Do projektu dokumentu szykowanego przez Komisję Europejską dostęp uzyskał hiszpański dziennik „El Pais”. Można go nazwać planem budowy „fortecy Europy”. Aby Wspólnota nie została zalana niekontrolowaną falą migrantów, jak to się stało przed pięcioma laty, Bruksela proponuje radykalne wzmocnienie granic zewnętrznych UE. Chce także zasadniczo usprawnić ekstradycje nielegalnych migrantów, którym mimo wszystko udałoby się przedostać do zjednoczonej Europy.
Suwerenność narodu
To dwa zasadnicze postulaty, jakie Warszawa zgłasza od pięciu lat. Ale jeszcze ważniejsze jest to, co w projekcie unijnej egzekutywy się nie znalazło: system obowiązkowego podziału uchodźców. Co prawda każdy kraj UE będzie zobowiązany do wykazania się solidarnością w obliczu fali imigracji, ale może ją okazać wysłaniem straży granicznej do państwa członkowskiego, który znalazł się w potrzebie, udziałem w eksmisji nielegalnych imigrantów, wsparciem rozwoju krajów, skąd pochodzą imigranci. Tylko ci, którzy chcą, przyjmą od innych krajów uchodźców.

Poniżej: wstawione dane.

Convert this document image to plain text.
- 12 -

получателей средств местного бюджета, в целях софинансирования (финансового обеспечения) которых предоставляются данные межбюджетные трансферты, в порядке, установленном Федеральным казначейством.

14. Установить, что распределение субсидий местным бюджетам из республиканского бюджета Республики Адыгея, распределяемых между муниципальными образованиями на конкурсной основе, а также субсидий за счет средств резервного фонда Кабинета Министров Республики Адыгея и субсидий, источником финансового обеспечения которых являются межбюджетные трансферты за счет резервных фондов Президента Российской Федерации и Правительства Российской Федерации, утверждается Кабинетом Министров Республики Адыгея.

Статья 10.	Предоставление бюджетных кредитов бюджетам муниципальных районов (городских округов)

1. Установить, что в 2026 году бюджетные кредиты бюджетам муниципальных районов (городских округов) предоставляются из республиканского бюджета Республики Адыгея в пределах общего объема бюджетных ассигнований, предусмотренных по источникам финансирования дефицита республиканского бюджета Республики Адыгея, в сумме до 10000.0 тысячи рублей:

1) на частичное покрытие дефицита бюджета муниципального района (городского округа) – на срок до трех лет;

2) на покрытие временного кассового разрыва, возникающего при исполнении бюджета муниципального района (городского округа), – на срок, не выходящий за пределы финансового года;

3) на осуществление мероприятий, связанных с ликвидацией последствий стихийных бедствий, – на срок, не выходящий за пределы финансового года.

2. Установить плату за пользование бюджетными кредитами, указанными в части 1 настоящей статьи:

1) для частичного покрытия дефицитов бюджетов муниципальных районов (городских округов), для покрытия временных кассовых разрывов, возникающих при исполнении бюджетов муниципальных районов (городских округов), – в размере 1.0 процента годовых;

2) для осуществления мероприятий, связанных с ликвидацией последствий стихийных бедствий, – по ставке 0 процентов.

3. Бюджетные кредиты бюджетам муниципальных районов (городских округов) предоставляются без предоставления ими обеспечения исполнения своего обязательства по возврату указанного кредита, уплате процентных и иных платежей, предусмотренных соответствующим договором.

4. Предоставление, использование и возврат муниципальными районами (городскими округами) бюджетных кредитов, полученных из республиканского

Polska była przeciwna obowiązkowemu mechanizmowi podziału uchodźców nie tyle z powodu sprzeciwu wobec samego napływu imigrantów (nigdy nie przybyło ich tyle nad Wisłą co od 2015 r.), ile determinacji, aby to w Warszawie, a nie w Brukseli, zapadały decyzje kształtujące skład polskiego społeczeństwa.

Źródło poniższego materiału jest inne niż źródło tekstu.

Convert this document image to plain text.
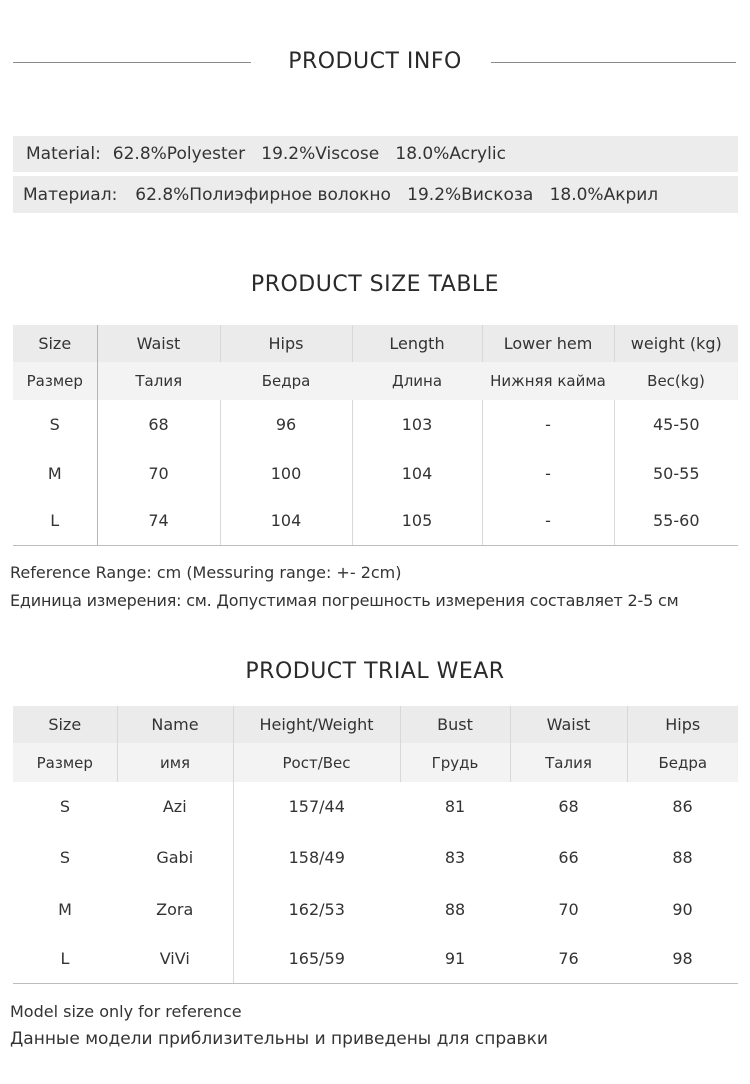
PRODUCT INFO
Material: 62.8%Polyester   19.2%Viscose   18.0%Acrylic
Материал: 62.8%Полиэфирное волокно   19.2%Вискоза   18.0%Акрил
PRODUCT SIZE TABLE
Size	Waist	Hips	Length	Lower hem	weight (kg)
Размер	Талия	Бедра	Длина	Нижняя кайма	Вес(kg)
S	68	96	103	-	45-50
M	70	100	104	-	50-55
L	74	104	105	-	55-60
Reference Range: cm (Messuring range: +- 2cm)
Единица измерения: см. Допустимая погрешность измерения составляет 2-5 см
PRODUCT TRIAL WEAR
Size	Name	Height/Weight	Bust	Waist	Hips
Размер	имя	Рост/Вес	Грудь	Талия	Бедра
S	Azi	157/44	81	68	86
S	Gabi	158/49	83	66	88
M	Zora	162/53	88	70	90
L	ViVi	165/59	91	76	98
Model size only for reference
Данные модели приблизительны и приведены для справки
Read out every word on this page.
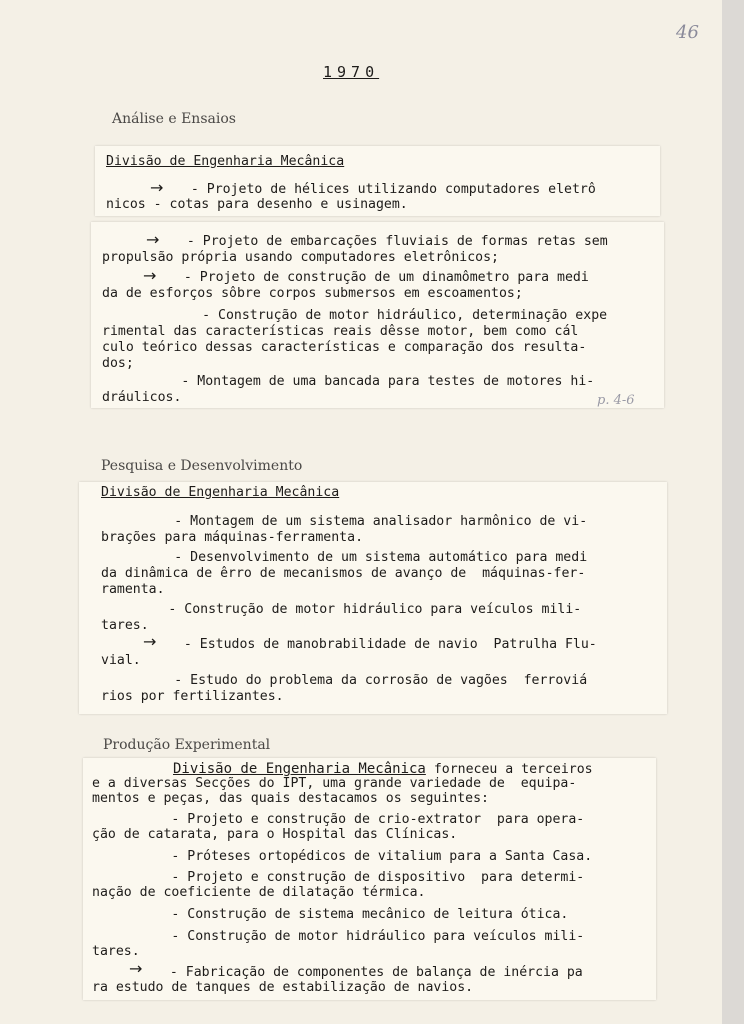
46
1970
Análise e Ensaios
Divisão de Engenharia Mecânica
→ - Projeto de hélices utilizando computadores eletrô
nicos - cotas para desenho e usinagem.
→ - Projeto de embarcações fluviais de formas retas sem
propulsão própria usando computadores eletrônicos;
→ - Projeto de construção de um dinamômetro para medi
da de esforços sôbre corpos submersos em escoamentos;
- Construção de motor hidráulico, determinação expe
rimental das características reais dêsse motor, bem como cál
culo teórico dessas características e comparação dos resulta-
dos;
- Montagem de uma bancada para testes de motores hi-
dráulicos.	p. 4-6
Pesquisa e Desenvolvimento
Divisão de Engenharia Mecânica
- Montagem de um sistema analisador harmônico de vi-
brações para máquinas-ferramenta.
- Desenvolvimento de um sistema automático para medi
da dinâmica de êrro de mecanismos de avanço de  máquinas-fer-
ramenta.
- Construção de motor hidráulico para veículos mili-
tares.
→ - Estudos de manobrabilidade de navio  Patrulha Flu-
vial.
- Estudo do problema da corrosão de vagões  ferroviá
rios por fertilizantes.
Produção Experimental
Divisão de Engenharia Mecânica forneceu a terceiros
e a diversas Secções do IPT, uma grande variedade de  equipa-
mentos e peças, das quais destacamos os seguintes:
- Projeto e construção de crio-extrator  para opera-
ção de catarata, para o Hospital das Clínicas.
- Próteses ortopédicos de vitalium para a Santa Casa.
- Projeto e construção de dispositivo  para determi-
nação de coeficiente de dilatação térmica.
- Construção de sistema mecânico de leitura ótica.
- Construção de motor hidráulico para veículos mili-
tares.
→ - Fabricação de componentes de balança de inércia pa
ra estudo de tanques de estabilização de navios.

Mechanizm forsowała pod naciskiem Niemiec i Francji od 2015 r. Komisja Europejska Jeana-Claude’a Junckera. Z oporami zgodził się na niego jednorazowo rząd Ewy Kopacz, co najpewniej ułatwiło dojście do władzy PiS. Ale na wiele się to Brukseli nie zdało: nasz kraj nie wypełnił podjętych zobowiązań, a i ogromna większość pozostałych krajów członkowskich tylko w małym stopniu wywiązała się z nałożonych na nie jednorazowych kontyngentów uchodźców. Nie udało się też znaleźć jednomyślnego poparcia dla wprowadzenia na stałe tego mechanizmu, co pozostawiło kraje południa Europy bez wsparcia w obliczu ewentualnej nowej fali migracji.
Helikopterem na granicę
Projekt Komisji opisany przez „El Pais” też pozostanie jednak martwą literą, jeśli nie otrzyma jednomyślnego wsparcia całej „27”. Na razie go nie ma. Odrzucają go cztery kraje śródziemnomorskie: Hiszpania, Włochy, Grecja, Malta. Chcą, aby zarówno osoby, którym przyznano azyl jak i rozbitkowie uratowani na morzu, byli automatycznie rozdzielani między całą Wspólnotę. Ale teraz dynamika negocjacji jest inna niż w 2015 r.: to południe, a nie wschód Unii, znalazło się w izolacji. Główna zmiana stanowiska nastąpiła w Niemczech.